FTC Wants to Penalize Firms for Onerous Call-to-Cancel Subscriptions

From a Wall Street Journal story by Katie Deighton headlined “FTC Proposed Penalizing Firms for Onerous Call-to-Cancel Subscriptions”:

The Federal Trade Commission is proposing a new rule requiring companies to offer an easy click-to-cancel option for subscriptions.

The proposal forms part of the FTC’s efforts to clamp down on companies that operate burdensome subscription cancellation practices, including “click to subscribe, call to cancel” systems.

The FTC wants companies to make it as easy for customers to cancel recurring payments as it is to sign up, commission Chair Lina Khan said. Consumers often get stuck paying for auto-renewing contracts because they are forced by companies to sit on lengthy phone calls to cancel subscriptions, while signing up requires just a few clicks online.

The rule also would clean up the competitive landscape for businesses and provide them with a level set of rules to follow, Ms. Khan said.

“Once you allow companies to basically engage in deceptive tactics, it creates an incentive across the market,” she said. “We think this will also be good for honest businesses that don’t actually want to engage in these tactics in the first place.”

The proposal comes as more companies offer memberships and subscriptions to supplement or bolster their revenue. Consumers who signed up for one or two recurring payments for services such as gyms and newspaper deliveries in the past can now find themselves locked into countless subscriptions for streaming platforms, airlines, food delivery services and even daily tacos.

But while the subscription economy has matured, some companies still use opt-out mechanisms that are seen by many as deliberately tricky and time-consuming for customers to navigate. The call-to-cancel technique, for example, requires customers to track down an often-obfuscated phone number, wait for an agent and listen to a sales pitch before confirming they want to cancel.

The boom in subscriptions has “created more opportunity for mischief” when it comes to tricky cancellation procedures, Ms. Khan said.

“That’s why it also felt especially urgent for us to be addressing this head on,” she said.

Some companies say they are already moving away from the call-to-cancel model.

Satellite service DirecTV LLC is testing a click-to-cancel mechanism for its streaming service customers, an option it plans to roll out in the coming weeks, a company spokesman said. Those customers previously had to speak to a representative on the phone or web chat to cancel, he said.

The “click-to-cancel” plan forms part of a package of proposed changes to the FTC’s Negative Option Rule, which was introduced in 1973 to monitor the practice of charging for goods or services when a customer fails or forgets to reject an offer or cancel an agreement, including a subscription.

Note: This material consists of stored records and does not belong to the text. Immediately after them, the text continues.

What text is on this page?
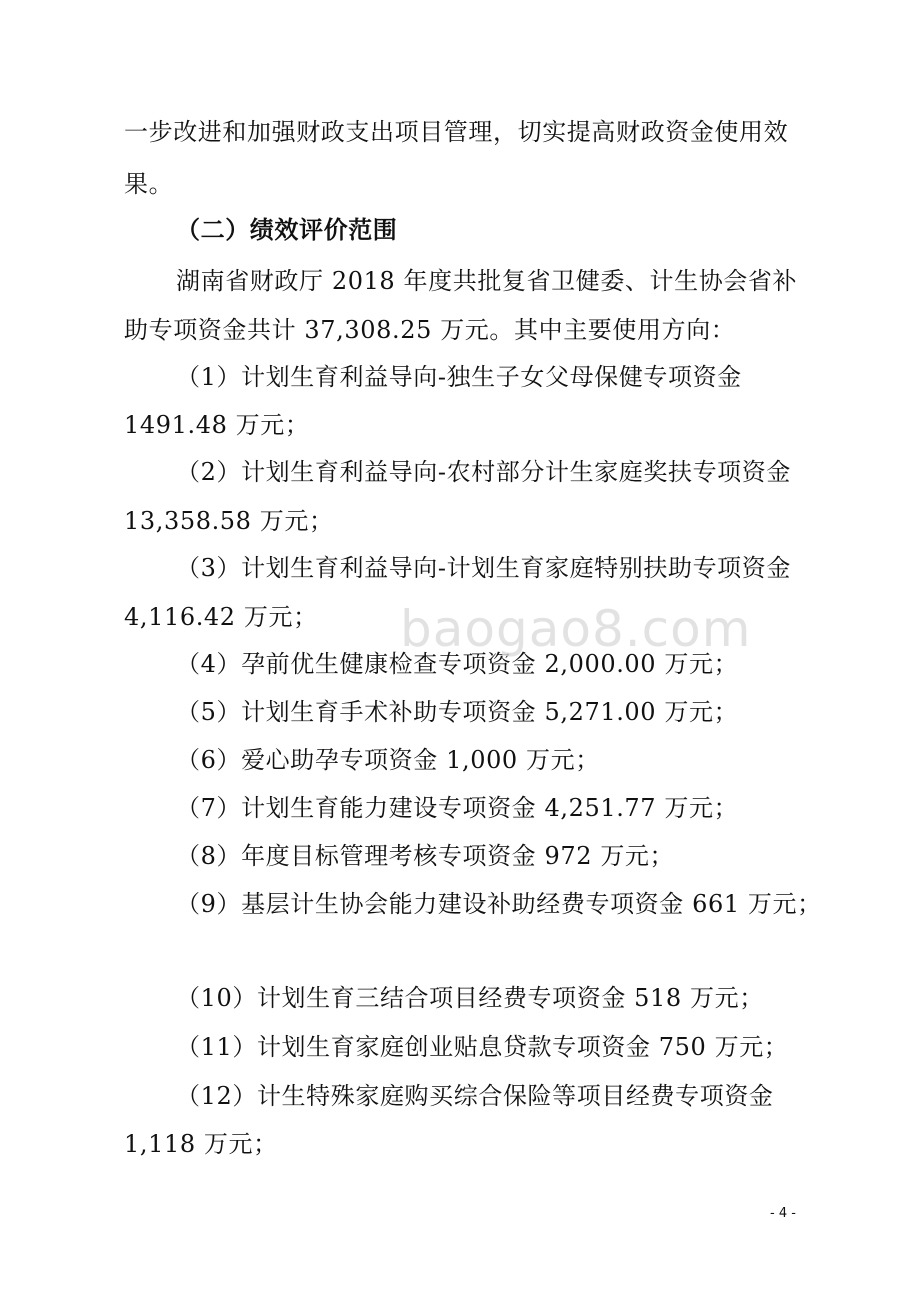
一步改进和加强财政支出项目管理，切实提高财政资金使用效
果。
（二）绩效评价范围
湖南省财政厅 2018 年度共批复省卫健委、计生协会省补
助专项资金共计 37,308.25 万元。其中主要使用方向：
（1）计划生育利益导向-独生子女父母保健专项资金
1491.48 万元；
（2）计划生育利益导向-农村部分计生家庭奖扶专项资金
13,358.58 万元；
（3）计划生育利益导向-计划生育家庭特别扶助专项资金
4,116.42 万元；
（4）孕前优生健康检查专项资金 2,000.00 万元；
（5）计划生育手术补助专项资金 5,271.00 万元；
（6）爱心助孕专项资金 1,000 万元；
（7）计划生育能力建设专项资金 4,251.77 万元；
（8）年度目标管理考核专项资金 972 万元；
（9）基层计生协会能力建设补助经费专项资金 661 万元；
（10）计划生育三结合项目经费专项资金 518 万元；
（11）计划生育家庭创业贴息贷款专项资金 750 万元；
（12）计生特殊家庭购买综合保险等项目经费专项资金
1,118 万元；
baogao8.com
- 4 -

The agency said it filed 17,427 complaints under the rule in 2022, up from 16,020 in 2021. Consumers routinely complain about getting tricked into signing up for recurring payments in the first place, as well as not being able to get out of them.

The FTC hopes to modernize and strengthen its rules governing negative option marketing. Other proposals alongside the easy online cancellation condition include a requirement to send an annual reminder to consumers enrolled in programs involving anything other than physical goods before they are automatically renewed, and an option for consumers to opt out of hearing about additional offers or better deals when trying to cancel.

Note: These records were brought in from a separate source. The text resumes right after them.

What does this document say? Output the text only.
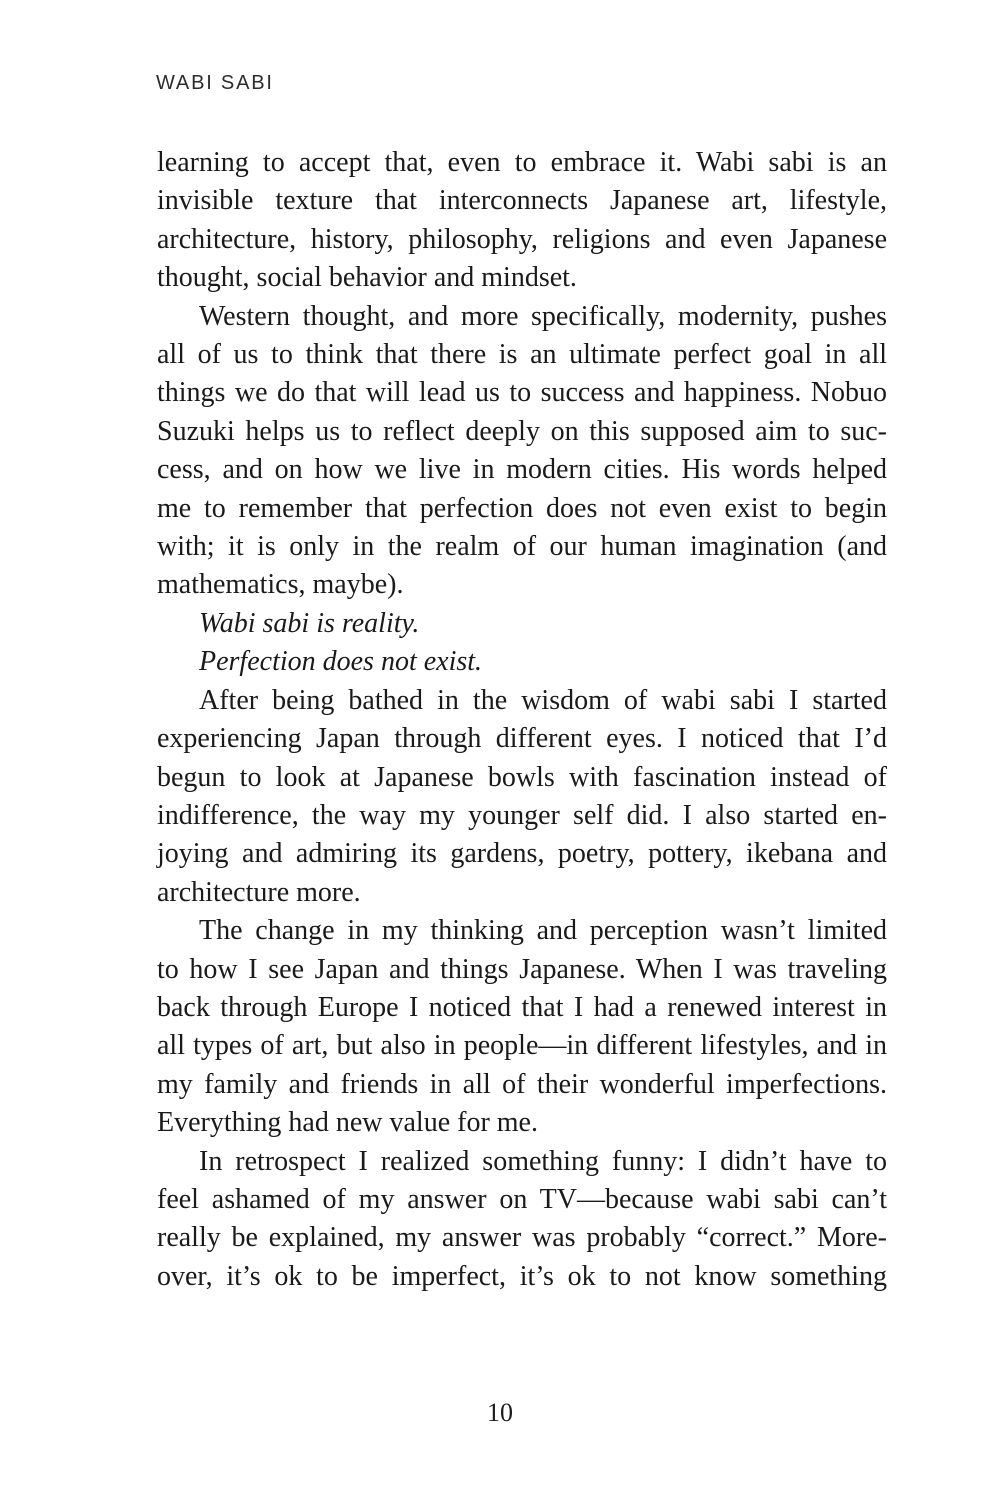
WABI SABI
learning to accept that, even to embrace it. Wabi sabi is an
invisible texture that interconnects Japanese art, lifestyle,
architecture, history, philosophy, religions and even Japanese
thought, social behavior and mindset.
Western thought, and more specifically, modernity, pushes
all of us to think that there is an ultimate perfect goal in all
things we do that will lead us to success and happiness. Nobuo
Suzuki helps us to reflect deeply on this supposed aim to suc-
cess, and on how we live in modern cities. His words helped
me to remember that perfection does not even exist to begin
with; it is only in the realm of our human imagination (and
mathematics, maybe).
Wabi sabi is reality.
Perfection does not exist.
After being bathed in the wisdom of wabi sabi I started
experiencing Japan through different eyes. I noticed that I’d
begun to look at Japanese bowls with fascination instead of
indifference, the way my younger self did. I also started en-
joying and admiring its gardens, poetry, pottery, ikebana and
architecture more.
The change in my thinking and perception wasn’t limited
to how I see Japan and things Japanese. When I was traveling
back through Europe I noticed that I had a renewed interest in
all types of art, but also in people—in different lifestyles, and in
my family and friends in all of their wonderful imperfections.
Everything had new value for me.
In retrospect I realized something funny: I didn’t have to
feel ashamed of my answer on TV—because wabi sabi can’t
really be explained, my answer was probably “correct.” More-
over, it’s ok to be imperfect, it’s ok to not know something
10
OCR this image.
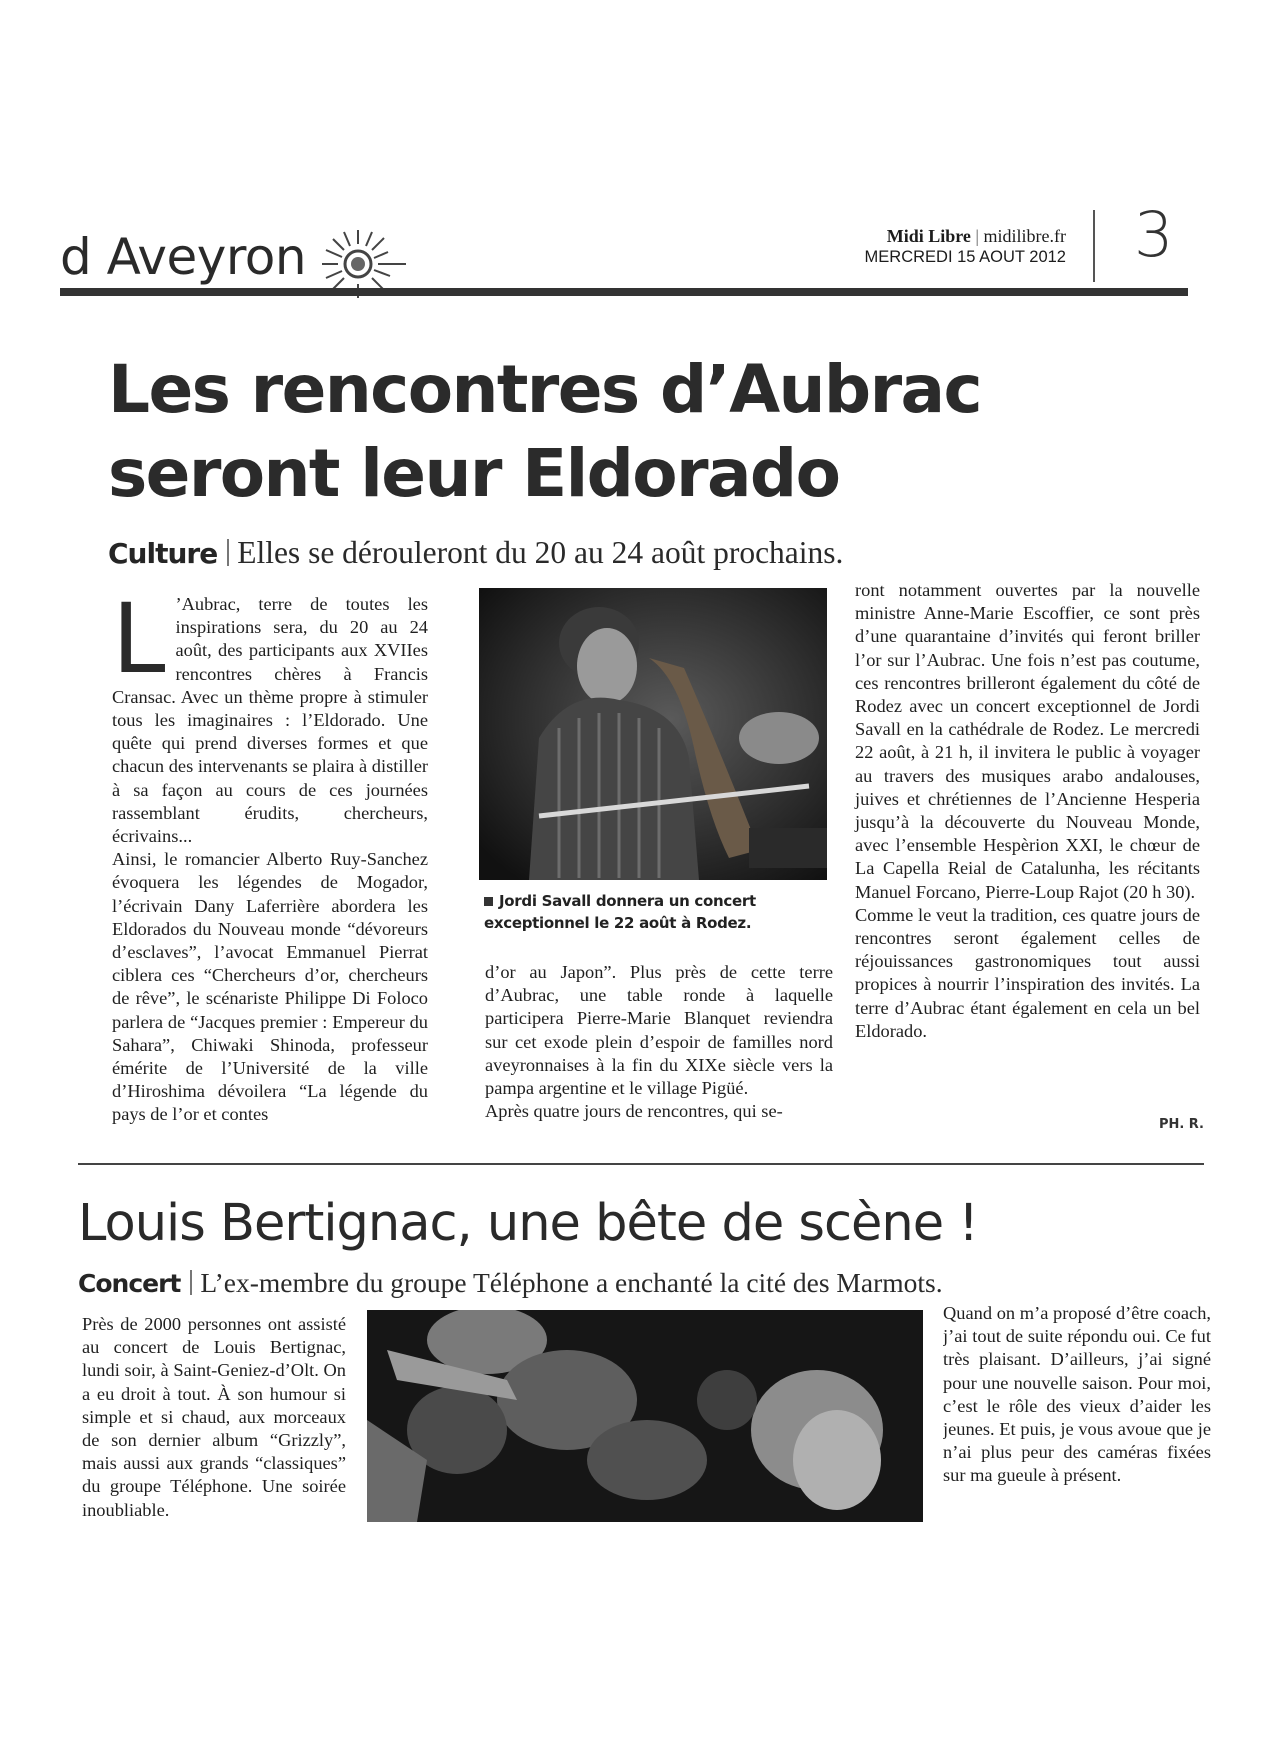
d Aveyron	Midi Libre | midilibre.fr
MERCREDI 15 AOUT 2012 3
Les rencontres d’Aubrac
seront leur Eldorado
Culture Elles se dérouleront du 20 au 24 août prochains.

L ’Aubrac, terre de toutes les inspirations sera, du 20 au 24 août, des participants aux XVIIes rencontres chères à Francis Cransac. Avec un thème propre à stimuler tous les imaginaires : l’Eldorado. Une quête qui prend diverses formes et que chacun des intervenants se plaira à distiller à sa façon au cours de ces journées rassemblant érudits, chercheurs, écrivains...

Ainsi, le romancier Alberto Ruy-Sanchez évoquera les légendes de Mogador, l’écrivain Dany Laferrière abordera les Eldorados du Nouveau monde “dévoreurs d’esclaves”, l’avocat Emmanuel Pierrat ciblera ces “Chercheurs d’or, chercheurs de rêve”, le scénariste Philippe Di Foloco parlera de “Jacques premier : Empereur du Sahara”, Chiwaki Shinoda, professeur émérite de l’Université de la ville d’Hiroshima dévoilera “La légende du pays de l’or et contes

Jordi Savall donnera un concert exceptionnel le 22 août à Rodez.

d’or au Japon”. Plus près de cette terre d’Aubrac, une table ronde à laquelle participera Pierre-Marie Blanquet reviendra sur cet exode plein d’espoir de familles nord aveyronnaises à la fin du XIXe siècle vers la pampa argentine et le village Pigüé.

Après quatre jours de rencontres, qui se-

ront notamment ouvertes par la nouvelle ministre Anne-Marie Escoffier, ce sont près d’une quarantaine d’invités qui feront briller l’or sur l’Aubrac. Une fois n’est pas coutume, ces rencontres brilleront également du côté de Rodez avec un concert exceptionnel de Jordi Savall en la cathédrale de Rodez. Le mercredi 22 août, à 21 h, il invitera le public à voyager au travers des musiques arabo andalouses, juives et chrétiennes de l’Ancienne Hesperia jusqu’à la découverte du Nouveau Monde, avec l’ensemble Hespèrion XXI, le chœur de La Capella Reial de Catalunha, les récitants Manuel Forcano, Pierre-Loup Rajot (20 h 30).

Comme le veut la tradition, ces quatre jours de rencontres seront également celles de réjouissances gastronomiques tout aussi propices à nourrir l’inspiration des invités. La terre d’Aubrac étant également en cela un bel Eldorado.

PH. R.
Louis Bertignac, une bête de scène !
Concert L’ex-membre du groupe Téléphone a enchanté la cité des Marmots.

Près de 2000 personnes ont assisté au concert de Louis Bertignac, lundi soir, à Saint-Geniez-d’Olt. On a eu droit à tout. À son humour si simple et si chaud, aux morceaux de son dernier album “Grizzly”, mais aussi aux grands “classiques” du groupe Téléphone. Une soirée inoubliable.

Quand on m’a proposé d’être coach, j’ai tout de suite répondu oui. Ce fut très plaisant. D’ailleurs, j’ai signé pour une nouvelle saison. Pour moi, c’est le rôle des vieux d’aider les jeunes. Et puis, je vous avoue que je n’ai plus peur des caméras fixées sur ma gueule à présent.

Companies that violate the updated rules would be subject to civil penalties, Ms. Khan said. The FTC would also redress customers who were harmed by the tactics, which are sometimes referred to in design circles as dark patterns, she added.

The FTC has already come down on companies it considers to have engaged in deceptive subscription practices, while some states have enacted laws to ban irksome cancellation tactics.

A California law requiring that companies let customers cancel subscriptions online without “engaging any further steps that obstruct or delay the consumer’s ability to terminate immediately” went into effect last July, reinforcing an existing rule that stipulated customers who sign up to a subscription online must be able to cancel online.

Colorado, meanwhile, mandates that companies providing automatic renewal contracts should “provide a simple, cost-effective, timely, easy-to-use, and readily accessible mechanism for canceling an automatic renewal contract or trial period offer,” illustrated as a one-step cancellation link.